Para absorber mejor sus nutrientes, conviene tostarlas y triturarlas con un molinillo de café, pero sin molerlas por completo. También pueden consumirse en forma de pasta (tahini).

Calabaza

Las semillas de calabaza contienen gran cantidad de zinc, de especial interés para vegetarianos. También minerales como magnesio, hierro, selenio, fósforo y vitamina B1. Son ricas en grasas saludables, proteínas con metionina y triptófano, fibra y antioxidantes.

En tratamientos fitoterapéuticos se las utiliza para combatir parásitos intestinales y aliviar síntomas de la hiperplasia benigna de próstata. Según estudios en animales, las semillas de calabaza podrían ayudar a mantener el control de glucosa en la sangre.

Se pueden comer sin remojar, pero conviene tostarlas y masticarlas bien para aprovechar sus propiedades.

Girasol

Las semillas de girasol son ricas en vitamina E, un poderoso antioxidante. También tienen vitaminas del complejo B, calcio, magnesio, selenio, hierro, fósforo, proteínas con triptófano y grasas saludables.

Se pueden consumir tostadas o sin tostar y conviene masticarlas bien para absorber mejor sus nutrientes. También se usan molidas en forma de harina (que puede adquirir un color verdoso al reaccionar con el polvo de hornear) o en crema para hacer sustitutos del queso.

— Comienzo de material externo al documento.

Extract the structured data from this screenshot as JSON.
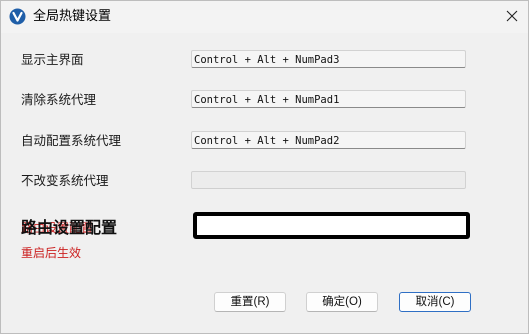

Ideas para incorporar semillas en la alimentación diaria.

Desayuno/Merienda:

Scones con semillas de chía. Galletas y panes con semillas. Tostadas con mermelada y chía, tostadas con palta y semillas de calabaza. Pan o muffins de harina de lino, chía o girasol. Yogur con fruta y semillas. Licuado de frutas y chía, pudding de chía con frutas.

Almuerzo/Cena:

Verduras en ensaladas, al wok y/o sopas con semillas tostadas. Carnes, vegetales y nuggets rebozados con mix de semillas. Masa de tartas con semillas. Harinas de lino o chía hidratadas como sustituto de huevo. Queso vegano de girasol o sésamo.

Merienda escolar/Snack:

Pipas de girasol o calabaza tostadas. Barritas de cereales caseras con mix de semillas. Sándwich de pan de lino.